What useful tips do you have for instructors who are starting out in simulation?
- Connect with others in your ‘community’ be that local, national or international. There is a plethora of experience out there.
- Watch someone more experienced in debriefing to fine tune your facilitation skills.
How do you use technology in your simulations?
Prefer to adopt more low-tech these days. But single channel audio between instructor and SP (simulated patient) is important for directing responses.
Can you share some low-tech simulation that you have used/experienced that had major impact?
Working with actors to portray relatives in sims to rehearse conversations about: organ donation; hearing voices; and mental health recovery. Irrespective of level of knowledge or experience, the impact of these types of sims is impressive.
What is one interesting publication that has influenced your understanding about simulation?
‘Simulation: not just a manikin’ by Seropian and colleagues back in 2004 as it highlights the broader aspects of setting up a sim space and program (staff development etc); the Oregon group also have a timeline for what should be planned in what order prior to becoming operational. https://www.ncbi.nlm.nih.gov/pubmed/15098910
Was your PhD based around simulation?
Yes, Investigating the use of simulations in enhancing clinical judgement of students to practice as registered nurses.
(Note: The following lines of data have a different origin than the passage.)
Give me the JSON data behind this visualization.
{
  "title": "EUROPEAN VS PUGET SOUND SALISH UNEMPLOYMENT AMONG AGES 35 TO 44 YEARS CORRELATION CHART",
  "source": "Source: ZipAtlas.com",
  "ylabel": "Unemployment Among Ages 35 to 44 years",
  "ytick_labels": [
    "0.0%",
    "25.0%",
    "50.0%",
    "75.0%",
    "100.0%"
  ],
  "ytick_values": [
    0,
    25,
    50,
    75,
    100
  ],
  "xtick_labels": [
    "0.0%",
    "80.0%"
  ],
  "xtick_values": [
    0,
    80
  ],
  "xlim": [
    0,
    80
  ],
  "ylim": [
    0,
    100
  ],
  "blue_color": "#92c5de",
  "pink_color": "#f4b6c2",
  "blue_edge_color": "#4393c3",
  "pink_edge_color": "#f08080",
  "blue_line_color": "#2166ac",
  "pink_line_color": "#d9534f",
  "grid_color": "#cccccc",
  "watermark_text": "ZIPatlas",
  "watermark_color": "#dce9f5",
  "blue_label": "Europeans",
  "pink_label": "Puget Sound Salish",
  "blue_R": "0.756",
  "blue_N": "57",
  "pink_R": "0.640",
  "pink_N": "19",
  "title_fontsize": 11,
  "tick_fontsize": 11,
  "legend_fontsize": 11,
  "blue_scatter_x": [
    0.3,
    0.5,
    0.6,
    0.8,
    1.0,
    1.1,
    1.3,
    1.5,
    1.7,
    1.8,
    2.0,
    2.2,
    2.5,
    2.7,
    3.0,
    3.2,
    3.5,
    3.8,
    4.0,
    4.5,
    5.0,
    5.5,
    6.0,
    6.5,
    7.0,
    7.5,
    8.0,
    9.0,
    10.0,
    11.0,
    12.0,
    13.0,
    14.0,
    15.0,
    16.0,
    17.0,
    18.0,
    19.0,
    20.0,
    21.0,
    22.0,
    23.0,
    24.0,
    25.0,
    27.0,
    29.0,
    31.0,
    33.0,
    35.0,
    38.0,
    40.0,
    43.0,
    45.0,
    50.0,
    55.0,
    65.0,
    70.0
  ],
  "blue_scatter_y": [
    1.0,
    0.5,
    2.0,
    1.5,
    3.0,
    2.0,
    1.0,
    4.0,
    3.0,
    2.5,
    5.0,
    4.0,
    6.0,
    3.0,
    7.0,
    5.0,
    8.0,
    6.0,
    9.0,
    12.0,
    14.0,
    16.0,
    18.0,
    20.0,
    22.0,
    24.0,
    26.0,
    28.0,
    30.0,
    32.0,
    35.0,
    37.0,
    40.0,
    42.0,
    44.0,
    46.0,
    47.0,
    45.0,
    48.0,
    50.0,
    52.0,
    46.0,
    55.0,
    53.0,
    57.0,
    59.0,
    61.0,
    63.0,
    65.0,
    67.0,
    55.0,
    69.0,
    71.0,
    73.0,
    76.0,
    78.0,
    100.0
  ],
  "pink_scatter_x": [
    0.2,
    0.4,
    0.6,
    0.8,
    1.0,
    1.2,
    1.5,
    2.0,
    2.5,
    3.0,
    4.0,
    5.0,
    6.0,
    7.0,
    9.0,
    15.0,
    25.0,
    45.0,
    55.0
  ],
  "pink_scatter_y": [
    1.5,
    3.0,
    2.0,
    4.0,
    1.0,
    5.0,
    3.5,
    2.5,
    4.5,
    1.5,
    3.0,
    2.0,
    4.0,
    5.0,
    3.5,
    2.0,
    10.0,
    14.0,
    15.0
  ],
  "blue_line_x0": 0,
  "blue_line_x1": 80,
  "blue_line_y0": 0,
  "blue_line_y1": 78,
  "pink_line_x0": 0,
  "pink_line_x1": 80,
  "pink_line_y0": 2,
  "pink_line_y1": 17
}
This was a longitudinal, mixed methods study using Tanner’s (2006) Model of Clinical Judgement, Hager & Halliday’s (2006) Informal Learning and Lave and Wenger’s (1991) Community of Practice to report on how simulation influenced senior nursing students’ subsequent thinking and practice. https://opus.lib.uts.edu.au/handle/10453/30400
What simulation research are you currently undertaking?
- Impact of AV simulations on assessment of patients’ pain
- Using Depth of Field (photo-elicitation) to prepare nursing students for clinical practicum
- Developing a model to determine the Social Return on Investment (SROI) of simulation
Please describe the type of research that you commonly do:
Qualitative or mixed methods research. There’s so much more that emerges from the rich data to inform ‘where to from here’. The impact of sim on learners is much more than we can observe or anticipate. Unpacking this is important for all players.
Recent conferences and highlights?
IMSH 2019 in San Antonio | The current wave of technology will change the way we use simulation – AR, VR and mixed reality/3D printing.
In a nutshell…
# summary of your interests & simulation journey
#Collaboration; #diversity; #creativity; #powerful learning; #exploring impact; #becoming a health professional
Why do you come to WASHA events?
To engage with and support others; seek out collaborative partnerships and discuss research ideas.
What vision do you have for WASHA to help it achieve aims?
Establishing and strengthening collaborative interprofessional networks within WA, nationally and internationally. Build on the work of other professional simulation groups; be informed by others’ research agendas.